I didn't take time off work to build that engine. Would you take time off work to reload?
So it all comes down to how much you value your free time.
In the above example, if I was a lawyer earning $300 an hour and had no idea how to build engines, then I'm better off earning $300 an hour and paying someone $50 an hour to build something for me.
In terms of reloading, you're competing with a machine that reloads thousands of rounds an hour or whatever at fractions of a cent per round (energy and tooling cost).
If you're going to spend hours of your time cleaning, weighing and trimming cases, deburring flash holes and uniforming primer pockets, depriming, sizing, neck turning, weighing charges, loading, seating and checking OAL and concentricity, then you're fooling yourself by saying you're "Saving money".
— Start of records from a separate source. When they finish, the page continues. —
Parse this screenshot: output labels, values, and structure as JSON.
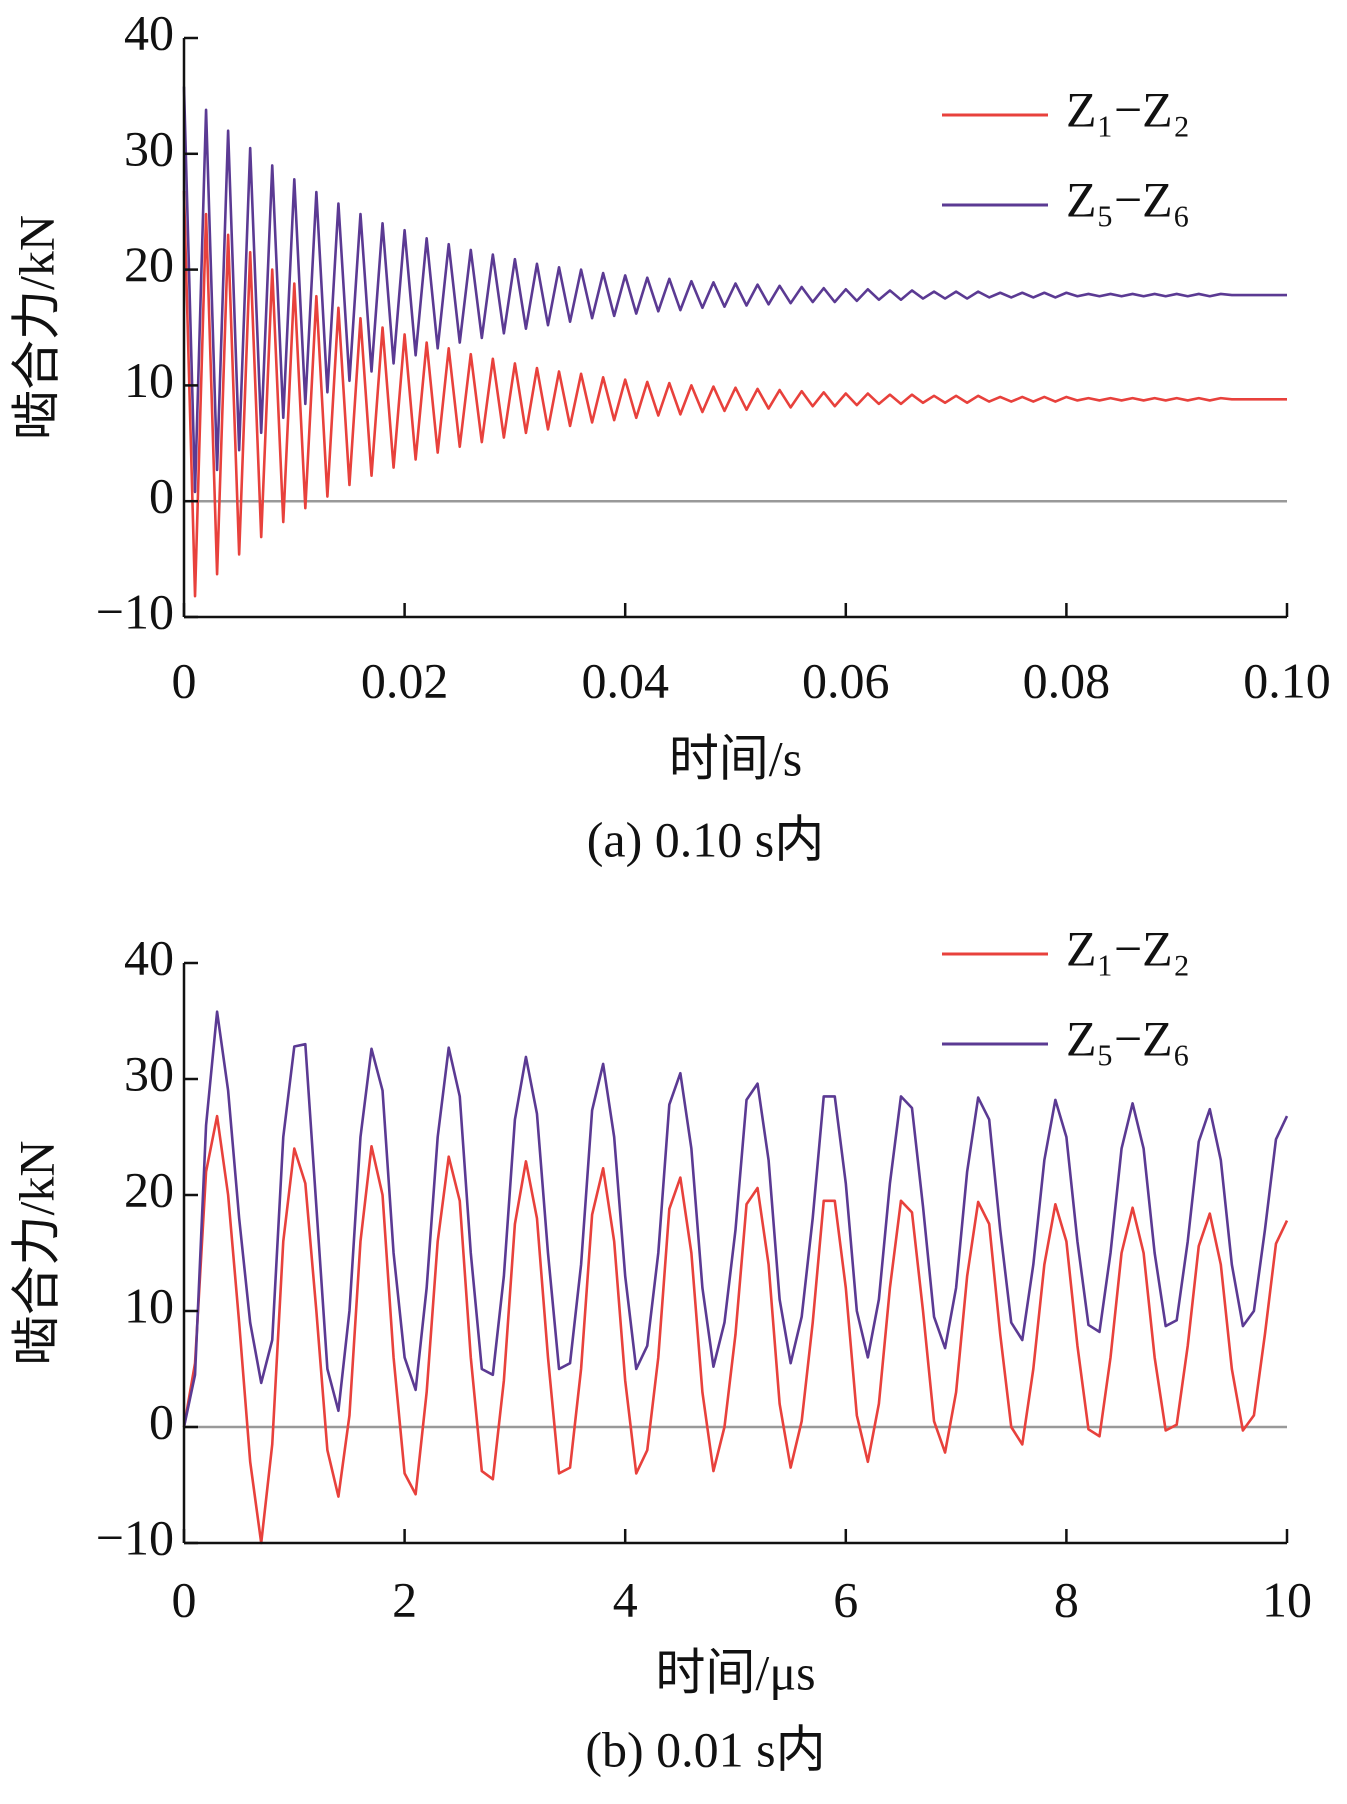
{
  "chart_data": [
    {
      "type": "line",
      "caption": "(a)  0.10 s内",
      "xlabel": "时间/s",
      "ylabel": "啮合力/kN",
      "xlim": [
        0,
        0.1
      ],
      "ylim": [
        -10,
        40
      ],
      "xticks": [
        0,
        0.02,
        0.04,
        0.06,
        0.08,
        {
          "value": 0.1,
          "label": "0.10"
        }
      ],
      "yticks": [
        {
          "value": -10,
          "label": "−10"
        },
        0,
        10,
        20,
        30,
        40
      ],
      "zero_line": true,
      "legend": "upper right",
      "x": [
        0,
        0.001,
        0.002,
        0.003,
        0.004,
        0.005,
        0.006,
        0.007,
        0.008,
        0.009,
        0.01,
        0.011,
        0.012,
        0.013,
        0.014,
        0.015,
        0.016,
        0.017,
        0.018,
        0.019,
        0.02,
        0.021,
        0.022,
        0.023,
        0.024,
        0.025,
        0.026,
        0.027,
        0.028,
        0.029,
        0.03,
        0.031,
        0.032,
        0.033,
        0.034,
        0.035,
        0.036,
        0.037,
        0.038,
        0.039,
        0.04,
        0.041,
        0.042,
        0.043,
        0.044,
        0.045,
        0.046,
        0.047,
        0.048,
        0.049,
        0.05,
        0.051,
        0.052,
        0.053,
        0.054,
        0.055,
        0.056,
        0.057,
        0.058,
        0.059,
        0.06,
        0.061,
        0.062,
        0.063,
        0.064,
        0.065,
        0.066,
        0.067,
        0.068,
        0.069,
        0.07,
        0.071,
        0.072,
        0.073,
        0.074,
        0.075,
        0.076,
        0.077,
        0.078,
        0.079,
        0.08,
        0.081,
        0.082,
        0.083,
        0.084,
        0.085,
        0.086,
        0.087,
        0.088,
        0.089,
        0.09,
        0.091,
        0.092,
        0.093,
        0.094,
        0.095,
        0.096,
        0.097,
        0.098,
        0.099,
        0.1
      ],
      "series": [
        {
          "name": "Z₁−Z₂",
          "color": "#e8413c",
          "values": [
            26.8,
            -8.2,
            24.8,
            -6.3,
            23.0,
            -4.6,
            21.5,
            -3.1,
            20.0,
            -1.8,
            18.8,
            -0.6,
            17.7,
            0.4,
            16.7,
            1.4,
            15.8,
            2.2,
            15.0,
            2.9,
            14.4,
            3.6,
            13.7,
            4.2,
            13.2,
            4.7,
            12.7,
            5.1,
            12.3,
            5.5,
            11.9,
            5.9,
            11.5,
            6.2,
            11.2,
            6.5,
            11.0,
            6.8,
            10.7,
            7.0,
            10.5,
            7.2,
            10.3,
            7.4,
            10.2,
            7.5,
            10.0,
            7.7,
            9.9,
            7.8,
            9.8,
            7.9,
            9.7,
            8.0,
            9.6,
            8.1,
            9.5,
            8.2,
            9.4,
            8.2,
            9.3,
            8.3,
            9.3,
            8.4,
            9.2,
            8.4,
            9.2,
            8.5,
            9.1,
            8.5,
            9.1,
            8.5,
            9.1,
            8.6,
            9.0,
            8.6,
            9.0,
            8.6,
            9.0,
            8.6,
            9.0,
            8.7,
            8.9,
            8.7,
            8.9,
            8.7,
            8.9,
            8.7,
            8.9,
            8.7,
            8.9,
            8.7,
            8.9,
            8.7,
            8.9,
            8.8,
            8.8,
            8.8,
            8.8,
            8.8,
            8.8
          ]
        },
        {
          "name": "Z₅−Z₆",
          "color": "#5b3a93",
          "values": [
            35.8,
            0.8,
            33.8,
            2.7,
            32.0,
            4.4,
            30.5,
            5.9,
            29.0,
            7.2,
            27.8,
            8.4,
            26.7,
            9.4,
            25.7,
            10.4,
            24.8,
            11.2,
            24.0,
            11.9,
            23.4,
            12.6,
            22.7,
            13.2,
            22.2,
            13.7,
            21.7,
            14.1,
            21.3,
            14.5,
            20.9,
            14.9,
            20.5,
            15.2,
            20.2,
            15.5,
            20.0,
            15.8,
            19.7,
            16.0,
            19.5,
            16.2,
            19.3,
            16.4,
            19.2,
            16.5,
            19.0,
            16.7,
            18.9,
            16.8,
            18.8,
            16.9,
            18.7,
            17.0,
            18.6,
            17.1,
            18.5,
            17.2,
            18.4,
            17.2,
            18.3,
            17.3,
            18.3,
            17.4,
            18.2,
            17.4,
            18.2,
            17.5,
            18.1,
            17.5,
            18.1,
            17.5,
            18.1,
            17.6,
            18.0,
            17.6,
            18.0,
            17.6,
            18.0,
            17.6,
            18.0,
            17.7,
            17.9,
            17.7,
            17.9,
            17.7,
            17.9,
            17.7,
            17.9,
            17.7,
            17.9,
            17.7,
            17.9,
            17.7,
            17.9,
            17.8,
            17.8,
            17.8,
            17.8,
            17.8,
            17.8
          ]
        }
      ]
    },
    {
      "type": "line",
      "caption": "(b)  0.01 s内",
      "xlabel": "时间/μs",
      "ylabel": "啮合力/kN",
      "xlim": [
        0,
        10
      ],
      "ylim": [
        -10,
        40
      ],
      "xticks": [
        0,
        2,
        4,
        6,
        8,
        10
      ],
      "yticks": [
        {
          "value": -10,
          "label": "−10"
        },
        0,
        10,
        20,
        30,
        40
      ],
      "zero_line": true,
      "legend": "upper right",
      "x": [
        0,
        0.1,
        0.2,
        0.3,
        0.4,
        0.5,
        0.6,
        0.7,
        0.8,
        0.9,
        1,
        1.1,
        1.2,
        1.3,
        1.4,
        1.5,
        1.6,
        1.7,
        1.8,
        1.9,
        2,
        2.1,
        2.2,
        2.3,
        2.4,
        2.5,
        2.6,
        2.7,
        2.8,
        2.9,
        3,
        3.1,
        3.2,
        3.3,
        3.4,
        3.5,
        3.6,
        3.7,
        3.8,
        3.9,
        4,
        4.1,
        4.2,
        4.3,
        4.4,
        4.5,
        4.6,
        4.7,
        4.8,
        4.9,
        5,
        5.1,
        5.2,
        5.3,
        5.4,
        5.5,
        5.6,
        5.7,
        5.8,
        5.9,
        6,
        6.1,
        6.2,
        6.3,
        6.4,
        6.5,
        6.6,
        6.7,
        6.8,
        6.9,
        7,
        7.1,
        7.2,
        7.3,
        7.4,
        7.5,
        7.6,
        7.7,
        7.8,
        7.9,
        8,
        8.1,
        8.2,
        8.3,
        8.4,
        8.5,
        8.6,
        8.7,
        8.8,
        8.9,
        9,
        9.1,
        9.2,
        9.3,
        9.4,
        9.5,
        9.6,
        9.7,
        9.8,
        9.9,
        10
      ],
      "series": [
        {
          "name": "Z₁−Z₂",
          "color": "#e8413c",
          "values": [
            0,
            5.5,
            22,
            26.8,
            20,
            9,
            -3,
            -10,
            -1.5,
            16,
            24,
            21,
            10,
            -2,
            -6,
            1,
            16,
            24.2,
            20,
            6,
            -4,
            -5.8,
            3,
            16,
            23.3,
            19.5,
            6,
            -3.8,
            -4.5,
            4,
            17.5,
            22.9,
            18,
            6,
            -4,
            -3.5,
            5,
            18.3,
            22.3,
            16,
            4,
            -4,
            -2,
            6,
            18.8,
            21.5,
            15,
            3,
            -3.8,
            0,
            8,
            19.2,
            20.6,
            14,
            2,
            -3.5,
            0.5,
            9,
            19.5,
            19.5,
            12,
            1,
            -3,
            2,
            12,
            19.5,
            18.5,
            10,
            0.5,
            -2.2,
            3,
            13,
            19.4,
            17.5,
            8,
            0,
            -1.5,
            5,
            14,
            19.2,
            16,
            7,
            -0.2,
            -0.8,
            6,
            15,
            18.9,
            15,
            6,
            -0.3,
            0.2,
            7,
            15.6,
            18.4,
            14,
            5,
            -0.3,
            1,
            8,
            15.8,
            17.8
          ]
        },
        {
          "name": "Z₅−Z₆",
          "color": "#5b3a93",
          "values": [
            0,
            4.5,
            26,
            35.8,
            29,
            18,
            9,
            3.8,
            7.5,
            25,
            32.8,
            33,
            19,
            5,
            1.4,
            10,
            25,
            32.6,
            29,
            15,
            6,
            3.2,
            12,
            25,
            32.7,
            28.5,
            15,
            5,
            4.5,
            13,
            26.5,
            31.9,
            27,
            15,
            5,
            5.5,
            14,
            27.3,
            31.3,
            25,
            13,
            5,
            7,
            15,
            27.8,
            30.5,
            24,
            12,
            5.2,
            9,
            17,
            28.2,
            29.6,
            23,
            11,
            5.5,
            9.5,
            18,
            28.5,
            28.5,
            21,
            10,
            6,
            11,
            21,
            28.5,
            27.5,
            19,
            9.5,
            6.8,
            12,
            22,
            28.4,
            26.5,
            17,
            9,
            7.5,
            14,
            23,
            28.2,
            25,
            16,
            8.8,
            8.2,
            15,
            24,
            27.9,
            24,
            15,
            8.7,
            9.2,
            16,
            24.6,
            27.4,
            23,
            14,
            8.7,
            10,
            17,
            24.8,
            26.8
          ]
        }
      ]
    }
  ]
}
You're not - it's a false economy.
Arguing that it's time well spent because you enjoy it or that it's part of your hobby does not address the fact that you really haven't saved anything in fiscal terms, because if you spent that time earning money and buying factory ammo, you'd be way ahead.
I reload because yes, I do (in some masochistic way) enjoy the process, and because I get pleasure and reward from loading consistent and accurate ammo that's reflected in my scores at the target range.
But I certainly don't reload to save money. And I always have to balance time spent reloading against what other pleasurable activities I could be doing in that same time.
It's your time - spend it how you will.
The laws of physics do not apply to politics.